如何在使用gnu-make链接静态库时遵循链接顺序？

Question

I've got the following problem:

cc -g -O2 -Wall -Wextra -Isrc -rdynamic -DNDEBUG  build/liblcthw.a    tests/list_tests.c   -o tests/list_tests
/tmp/ccpvGjZp.o: In function `test_create':
~/lcthw/tests/list_tests.c:12: undefined reference to `List_create'
collect2: ld returned 1 exit status
make: *** [tests/list_tests] Error 1

But

cc -g -O2 -Wall -Wextra -Isrc -rdynamic -DNDEBUG tests/list_tests.c  build/liblcthw.a -o tests/list_tests

runs just fine, nm shows the expected content, tests run, everybody is happy, etc.

I've searched SO and found a plenty of answers (eg Linker order - GCC ), so it's clear that linker works as it really should. So, how should I modify my makefile to follow the order?

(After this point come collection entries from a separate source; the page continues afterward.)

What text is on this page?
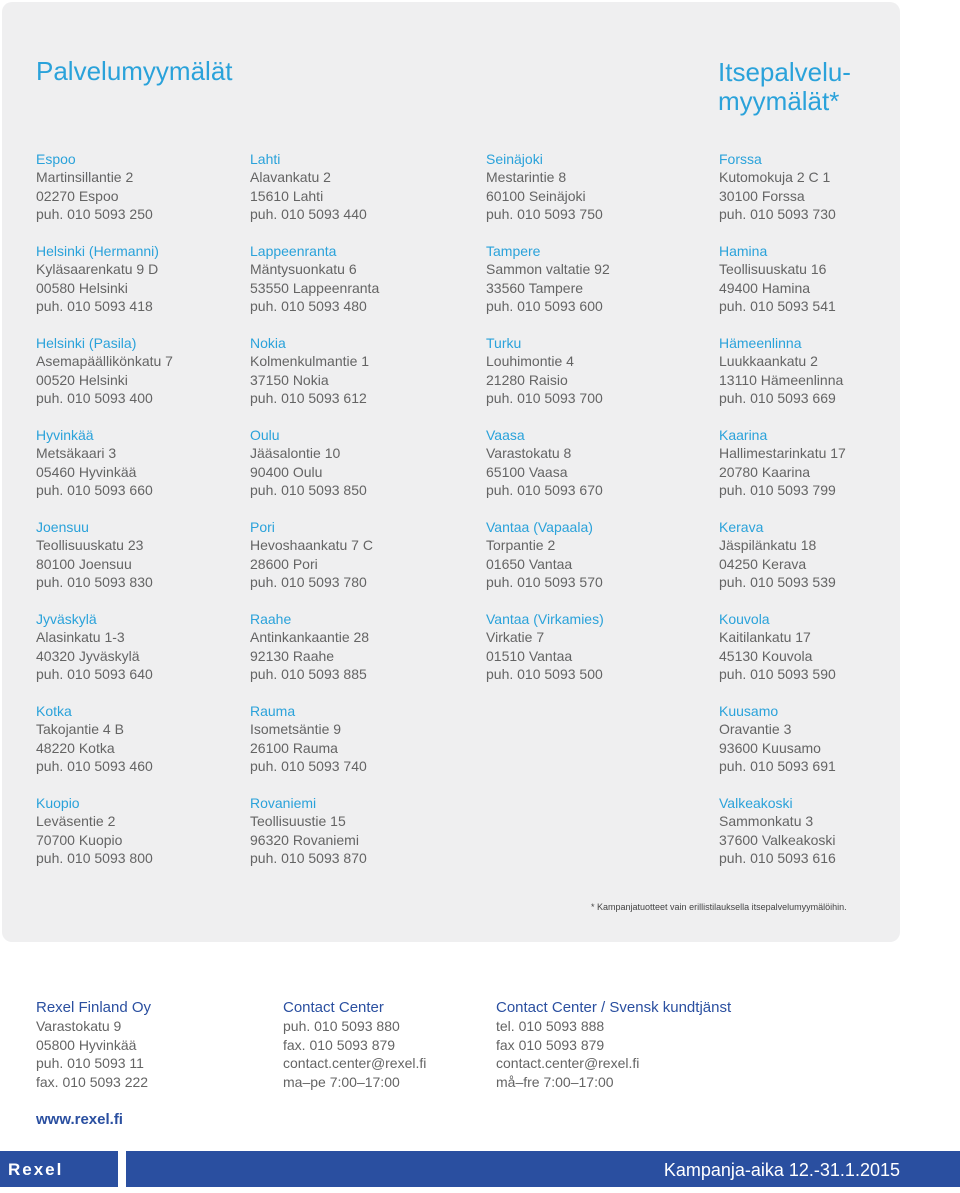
Palvelumyymälät	Itsepalvelu-
myymälät*
Espoo
Martinsillantie 2
02270 Espoo
puh. 010 5093 250
Helsinki (Hermanni)
Kyläsaarenkatu 9 D
00580 Helsinki
puh. 010 5093 418
Helsinki (Pasila)
Asemapäällikönkatu 7
00520 Helsinki
puh. 010 5093 400
Hyvinkää
Metsäkaari 3
05460 Hyvinkää
puh. 010 5093 660
Joensuu
Teollisuuskatu 23
80100 Joensuu
puh. 010 5093 830
Jyväskylä
Alasinkatu 1-3
40320 Jyväskylä
puh. 010 5093 640
Kotka
Takojantie 4 B
48220 Kotka
puh. 010 5093 460
Kuopio
Leväsentie 2
70700 Kuopio
puh. 010 5093 800
Lahti
Alavankatu 2
15610 Lahti
puh. 010 5093 440
Lappeenranta
Mäntysuonkatu 6
53550 Lappeenranta
puh. 010 5093 480
Nokia
Kolmenkulmantie 1
37150 Nokia
puh. 010 5093 612
Oulu
Jääsalontie 10
90400 Oulu
puh. 010 5093 850
Pori
Hevoshaankatu 7 C
28600 Pori
puh. 010 5093 780
Raahe
Antinkankaantie 28
92130 Raahe
puh. 010 5093 885
Rauma
Isometsäntie 9
26100 Rauma
puh. 010 5093 740
Rovaniemi
Teollisuustie 15
96320 Rovaniemi
puh. 010 5093 870
Seinäjoki
Mestarintie 8
60100 Seinäjoki
puh. 010 5093 750
Tampere
Sammon valtatie 92
33560 Tampere
puh. 010 5093 600
Turku
Louhimontie 4
21280 Raisio
puh. 010 5093 700
Vaasa
Varastokatu 8
65100 Vaasa
puh. 010 5093 670
Vantaa (Vapaala)
Torpantie 2
01650 Vantaa
puh. 010 5093 570
Vantaa (Virkamies)
Virkatie 7
01510 Vantaa
puh. 010 5093 500
Forssa
Kutomokuja 2 C 1
30100 Forssa
puh. 010 5093 730
Hamina
Teollisuuskatu 16
49400 Hamina
puh. 010 5093 541
Hämeenlinna
Luukkaankatu 2
13110 Hämeenlinna
puh. 010 5093 669
Kaarina
Hallimestarinkatu 17
20780 Kaarina
puh. 010 5093 799
Kerava
Jäspilänkatu 18
04250 Kerava
puh. 010 5093 539
Kouvola
Kaitilankatu 17
45130 Kouvola
puh. 010 5093 590
Kuusamo
Oravantie 3
93600 Kuusamo
puh. 010 5093 691
Valkeakoski
Sammonkatu 3
37600 Valkeakoski
puh. 010 5093 616
* Kampanjatuotteet vain erillistilauksella itsepalvelumyymälöihin.
Rexel Finland Oy
Varastokatu 9
05800 Hyvinkää
puh. 010 5093 11
fax. 010 5093 222
Contact Center
puh. 010 5093 880
fax. 010 5093 879
contact.center@rexel.fi
ma–pe 7:00–17:00
Contact Center / Svensk kundtjänst
tel. 010 5093 888
fax 010 5093 879
contact.center@rexel.fi
må–fre 7:00–17:00
www.rexel.fi
Rexel	Kampanja-aika 12.-31.1.2015
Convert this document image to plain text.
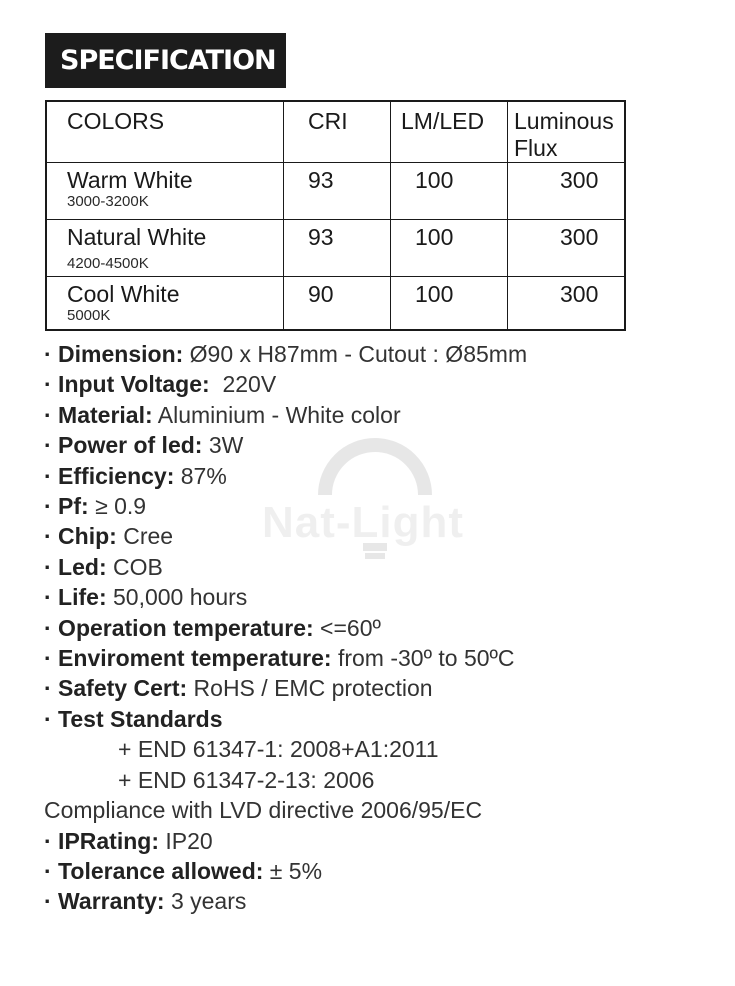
SPECIFICATION
Nat-Light
COLORS	CRI	LM/LED	Luminous Flux

Warm White
3000-3200K	93	100	300

Natural White
4200-4500K	93	100	300

Cool White
5000K	90	100	300
· Dimension: Ø90 x H87mm - Cutout : Ø85mm
· Input Voltage:  220V
· Material: Aluminium - White color
· Power of led: 3W
· Efficiency: 87%
· Pf: ≥ 0.9
· Chip: Cree
· Led: COB
· Life: 50,000 hours
· Operation temperature: <=60º
· Enviroment temperature: from -30º to 50ºC
· Safety Cert: RoHS / EMC protection
· Test Standards
+ END 61347-1: 2008+A1:2011
+ END 61347-2-13: 2006
Compliance with LVD directive 2006/95/EC
· IPRating: IP20
· Tolerance allowed: ± 5%
· Warranty: 3 years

Here's the Makefile so far:

CFLAGS=-g -O2 -Wall -Wextra -Isrc -rdynamic -DNDEBUG $(OPTFLAGS)
LIBS=$(OPTLIBS)
PREFIX?=/usr/local
BUILD=build

SOURCES=$(wildcard src/**/*.c src/*.c)
OBJECTS=$(patsubst %.c,%.o,$(SOURCES))

TEST_SRC=$(wildcard tests/*_tests.c)
TESTS=$(patsubst %.c,%,$(TEST_SRC))

TARGET=$(BUILD)/liblcthw.a
TARGET_LINK=lcthw
SO_TARGET=$(patsubst %.a,%.so,$(TARGET))

#The Target Build
all: $(TARGET) $(SO_TARGET) tests

dev: CFLAGS=-g -Wall -Isrc -Wall -Wextra $(OPTFLAGS)
dev: all

$(TARGET): CFLAGS += -fPIC
$(TARGET): build $(OBJECTS)
    ar rcs $@ $(OBJECTS)
    ranlib $@

$(SO_TARGET): $(TARGET) $(OBJECTS)
    $(CC) -shared -o $@ $(OBJECTS)

build:
    @mkdir -p $(BUILD)
    @mkdir -p bin

#The Unit Tests
.PHONY: tests
tests: CFLAGS+=$(TARGET)     #I think this line is useless now
tests: $(TESTS)
    sh ./tests/runtests.sh

#some other irrelevant targets

Tried some weird and obviously wrong things like recursive calling

$(TESTS):
    $(MAKE) $(TESTS) $(TARGET)

Running this in Debian6 under VirtualBox on Windows7 . System specifications:

$ uname -a
Linux VMDebian 2.6.32-5-686 #1 SMP Mon Mar 26 05:20:33 UTC 2012 i686 GNU/Linux
$ gcc -v
Using built-in specs.
Target: i486-linux-gnu
Configured with: ../src/configure -v --with-pkgversion='Debian 4.4.5-8' --with-bugurl=file:///usr/share/doc/gcc-4.4/README.Bugs --enable-languages=c,c++,fortran,objc,obj-c++ --prefix=/usr --program-suffix=-4.4 --enable-shared --enable-multiarch --enable-linker-build-id --with-system-zlib --libexecdir=/usr/lib --without-included-gettext --enable-threads=posix --with-gxx-include-dir=/usr/include/c++/4.4 --libdir=/usr/lib --enable-nls --enable-clocale=gnu --enable-libstdcxx-debug --enable-objc-gc --enable-targets=all --with-arch-32=i586 --with-tune=generic --enable-checking=release --build=i486-linux-gnu --host=i486-linux-gnu --target=i486-linux-gnu
Thread model: posix
gcc version 4.4.5 (Debian 4.4.5-8) 

PS its from Zed Shaw's Learn C The Hard Way, exercise 33 . Don't know if I should mark it as a homework :)

Answer 1

You don't show the makefile rule that is building tests/list_tests but it looks as though it's just the built-in rule. With GNU Make, you can print out that rule with -p , which will show you:

# default
LINK.c = $(CC) $(CFLAGS) $(CPPFLAGS) $(LDFLAGS) $(TARGET_ARCH)
[...]
.c:
#  recipe to execute (built-in):
    $(LINK.c) $^ $(LOADLIBES) $(LDLIBS) -o $@

By adding the library to $(CFLAGS) (via the target-specific variable tests: CFLAGS+=$(TARGET) ), you are placing it before $^ in the resulting command. Instead you should add it to $(LDLIBS) so that it appears after the object files:

tests: LDLIBS+=$(TARGET)

However note that relying on the propagation of target-specific variables like this doesn't work especially well in practice. When you type make tests then the library is used to build tests/list_tests et al. However when you are just interested in one test, you will find that make tests/list_tests fails because the link library is not included in the command. (See this answer for details.)

Answer 2

I'm a noob, progressing through the same book and I got it to build this way:

I changed the line:

tests: CFLAGS+=$(TARGET) #I think this line is useless now

to

tests: CFLAGS+=$(SO_TARGET)